Cocksucker Blues is a documentary by the photographer Robert Frank, who filmed the band during their American tour in 1972. For unknown reasons, the footage was thought to be to wild to be revealed, so the band and the director made a pact to only show the film several times a year with several warnings added to it. But the film was not intended to come out that way.
The Rolling Stones wanted to be filmed during their triumphant return to concert in the United States. Obviously there was someone filming them while on stage, but what Frank wanted was to show the least known part of a tour – the backstage, the waiting between the shows, the discussions between the members, the boredom and what they did to conquer it. One of the rules of filming Cocksucker Blues was that none of the members could say no while being shot. If that happened, then the director would leave.
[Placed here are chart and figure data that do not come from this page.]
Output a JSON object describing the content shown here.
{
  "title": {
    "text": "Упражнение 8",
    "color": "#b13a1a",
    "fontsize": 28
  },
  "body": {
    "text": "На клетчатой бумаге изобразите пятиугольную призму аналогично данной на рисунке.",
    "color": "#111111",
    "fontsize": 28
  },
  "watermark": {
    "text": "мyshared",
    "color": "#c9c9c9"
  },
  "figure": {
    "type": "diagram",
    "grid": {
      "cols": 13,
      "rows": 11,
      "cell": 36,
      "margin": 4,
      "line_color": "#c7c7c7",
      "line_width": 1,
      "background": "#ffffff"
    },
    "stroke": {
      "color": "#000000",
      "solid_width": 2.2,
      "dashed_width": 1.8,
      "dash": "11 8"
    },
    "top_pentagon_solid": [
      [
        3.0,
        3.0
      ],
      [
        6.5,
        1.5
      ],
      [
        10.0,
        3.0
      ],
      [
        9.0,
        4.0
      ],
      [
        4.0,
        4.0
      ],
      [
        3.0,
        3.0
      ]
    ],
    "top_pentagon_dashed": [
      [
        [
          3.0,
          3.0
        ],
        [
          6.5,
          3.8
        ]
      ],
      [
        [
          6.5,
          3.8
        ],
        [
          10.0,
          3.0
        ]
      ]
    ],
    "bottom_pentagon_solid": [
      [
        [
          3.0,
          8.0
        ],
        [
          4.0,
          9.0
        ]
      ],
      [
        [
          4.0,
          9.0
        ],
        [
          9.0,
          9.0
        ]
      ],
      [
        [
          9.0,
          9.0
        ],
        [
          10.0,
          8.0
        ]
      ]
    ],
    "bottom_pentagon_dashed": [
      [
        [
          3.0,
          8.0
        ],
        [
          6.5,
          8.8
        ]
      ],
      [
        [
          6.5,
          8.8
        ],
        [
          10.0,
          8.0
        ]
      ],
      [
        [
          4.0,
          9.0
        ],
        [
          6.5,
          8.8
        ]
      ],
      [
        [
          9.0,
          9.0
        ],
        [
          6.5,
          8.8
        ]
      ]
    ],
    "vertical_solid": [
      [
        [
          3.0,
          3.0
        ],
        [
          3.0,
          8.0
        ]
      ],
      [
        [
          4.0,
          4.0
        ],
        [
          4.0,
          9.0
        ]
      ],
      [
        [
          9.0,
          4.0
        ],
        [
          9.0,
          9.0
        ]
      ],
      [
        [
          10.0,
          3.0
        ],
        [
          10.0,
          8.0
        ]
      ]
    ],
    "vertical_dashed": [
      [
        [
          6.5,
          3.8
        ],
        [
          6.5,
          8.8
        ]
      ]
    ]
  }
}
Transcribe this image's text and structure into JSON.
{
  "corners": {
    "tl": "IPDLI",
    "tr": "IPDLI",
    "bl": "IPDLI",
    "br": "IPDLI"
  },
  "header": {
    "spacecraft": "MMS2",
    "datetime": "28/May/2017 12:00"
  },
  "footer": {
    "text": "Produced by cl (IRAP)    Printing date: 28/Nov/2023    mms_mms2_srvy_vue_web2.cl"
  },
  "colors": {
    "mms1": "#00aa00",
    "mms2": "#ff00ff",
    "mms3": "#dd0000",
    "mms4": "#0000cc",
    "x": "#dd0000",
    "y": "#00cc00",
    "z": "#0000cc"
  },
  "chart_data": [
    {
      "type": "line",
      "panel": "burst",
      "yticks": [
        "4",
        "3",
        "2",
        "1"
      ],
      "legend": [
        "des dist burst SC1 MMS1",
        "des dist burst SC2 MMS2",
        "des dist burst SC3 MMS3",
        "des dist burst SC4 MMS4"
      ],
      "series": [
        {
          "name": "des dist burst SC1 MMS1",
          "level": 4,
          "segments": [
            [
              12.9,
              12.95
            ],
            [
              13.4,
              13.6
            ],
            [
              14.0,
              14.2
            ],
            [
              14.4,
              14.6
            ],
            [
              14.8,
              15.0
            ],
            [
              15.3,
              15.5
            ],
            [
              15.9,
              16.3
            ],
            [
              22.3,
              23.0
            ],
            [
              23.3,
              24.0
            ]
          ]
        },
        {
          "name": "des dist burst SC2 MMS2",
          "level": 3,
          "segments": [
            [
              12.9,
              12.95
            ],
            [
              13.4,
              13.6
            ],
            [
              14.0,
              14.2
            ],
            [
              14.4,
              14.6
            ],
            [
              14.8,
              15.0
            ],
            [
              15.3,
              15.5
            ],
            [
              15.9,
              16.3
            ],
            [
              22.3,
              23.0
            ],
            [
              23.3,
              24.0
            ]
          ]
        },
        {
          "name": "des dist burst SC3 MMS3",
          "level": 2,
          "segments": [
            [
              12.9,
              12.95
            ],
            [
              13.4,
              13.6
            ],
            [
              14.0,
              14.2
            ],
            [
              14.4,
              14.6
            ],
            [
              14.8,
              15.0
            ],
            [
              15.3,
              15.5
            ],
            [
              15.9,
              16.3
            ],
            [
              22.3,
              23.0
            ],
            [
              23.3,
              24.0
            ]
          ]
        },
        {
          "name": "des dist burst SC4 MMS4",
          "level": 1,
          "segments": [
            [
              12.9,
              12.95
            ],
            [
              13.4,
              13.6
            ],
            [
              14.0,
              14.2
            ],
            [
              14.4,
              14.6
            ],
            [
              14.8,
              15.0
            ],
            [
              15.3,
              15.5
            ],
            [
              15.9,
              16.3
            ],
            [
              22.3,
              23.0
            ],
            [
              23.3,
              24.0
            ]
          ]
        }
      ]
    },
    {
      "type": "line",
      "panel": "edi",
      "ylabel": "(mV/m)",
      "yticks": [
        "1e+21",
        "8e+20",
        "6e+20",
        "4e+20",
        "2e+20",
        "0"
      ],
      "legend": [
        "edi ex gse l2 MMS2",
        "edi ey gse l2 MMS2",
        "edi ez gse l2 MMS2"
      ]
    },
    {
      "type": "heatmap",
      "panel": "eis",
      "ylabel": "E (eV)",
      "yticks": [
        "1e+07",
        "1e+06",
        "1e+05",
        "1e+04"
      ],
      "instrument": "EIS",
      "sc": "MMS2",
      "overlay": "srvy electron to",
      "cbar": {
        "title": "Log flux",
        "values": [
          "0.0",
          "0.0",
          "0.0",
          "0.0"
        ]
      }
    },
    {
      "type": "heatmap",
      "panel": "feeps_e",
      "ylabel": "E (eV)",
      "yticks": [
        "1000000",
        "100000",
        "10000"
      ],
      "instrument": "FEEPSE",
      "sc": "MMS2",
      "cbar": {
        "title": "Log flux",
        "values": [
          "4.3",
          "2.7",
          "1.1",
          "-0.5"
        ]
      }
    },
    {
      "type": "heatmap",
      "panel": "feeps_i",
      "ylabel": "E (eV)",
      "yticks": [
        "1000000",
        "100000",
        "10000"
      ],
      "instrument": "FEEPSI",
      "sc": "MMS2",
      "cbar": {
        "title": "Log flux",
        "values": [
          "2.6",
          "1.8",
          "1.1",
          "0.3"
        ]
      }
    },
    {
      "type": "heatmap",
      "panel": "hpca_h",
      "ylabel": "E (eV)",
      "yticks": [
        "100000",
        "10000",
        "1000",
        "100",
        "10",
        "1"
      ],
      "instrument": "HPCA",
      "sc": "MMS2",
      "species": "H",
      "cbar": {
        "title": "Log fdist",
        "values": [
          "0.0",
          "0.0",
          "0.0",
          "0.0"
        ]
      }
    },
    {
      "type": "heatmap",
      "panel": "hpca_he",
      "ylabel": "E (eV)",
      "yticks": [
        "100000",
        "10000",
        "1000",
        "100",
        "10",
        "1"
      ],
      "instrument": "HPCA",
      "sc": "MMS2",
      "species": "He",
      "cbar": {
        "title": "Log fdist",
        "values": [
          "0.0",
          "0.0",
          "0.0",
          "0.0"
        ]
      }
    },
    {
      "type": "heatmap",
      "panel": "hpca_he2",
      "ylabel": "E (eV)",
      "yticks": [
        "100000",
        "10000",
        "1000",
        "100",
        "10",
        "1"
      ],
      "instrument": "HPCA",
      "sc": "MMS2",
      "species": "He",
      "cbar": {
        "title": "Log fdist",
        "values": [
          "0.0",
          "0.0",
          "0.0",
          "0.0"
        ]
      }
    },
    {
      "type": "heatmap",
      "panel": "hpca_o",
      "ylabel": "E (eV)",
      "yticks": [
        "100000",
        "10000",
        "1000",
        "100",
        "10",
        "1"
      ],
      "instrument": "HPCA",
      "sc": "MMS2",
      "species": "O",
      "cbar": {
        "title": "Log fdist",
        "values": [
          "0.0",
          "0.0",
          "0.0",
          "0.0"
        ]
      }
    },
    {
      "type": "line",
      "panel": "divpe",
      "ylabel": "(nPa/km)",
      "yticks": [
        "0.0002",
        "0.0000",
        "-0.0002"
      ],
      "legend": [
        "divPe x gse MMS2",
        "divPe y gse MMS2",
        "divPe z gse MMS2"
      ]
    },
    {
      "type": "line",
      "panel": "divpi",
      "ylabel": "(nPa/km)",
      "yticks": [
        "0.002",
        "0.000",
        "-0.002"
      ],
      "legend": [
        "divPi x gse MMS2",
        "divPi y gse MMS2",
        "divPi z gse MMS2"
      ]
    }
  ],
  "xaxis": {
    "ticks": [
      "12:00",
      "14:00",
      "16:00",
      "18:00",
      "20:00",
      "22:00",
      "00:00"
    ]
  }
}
The fact that they were so great even when doing their routines made the film such a unique cultural piece. The Stones’ creativity and charisma at that time, even if it’s shown through their usual conversations or actions, only proves what a cool and outrageous band they were back then. Seeing them as they once used to be – prominent cheekbones, full lips and skinny abdomens, feels like a throw back 70s.
Cocksucker blues shows what behind the scenes looked like in the 1970s and sends the public back to that period of ‘sex, drugs, and rock’n’roll’.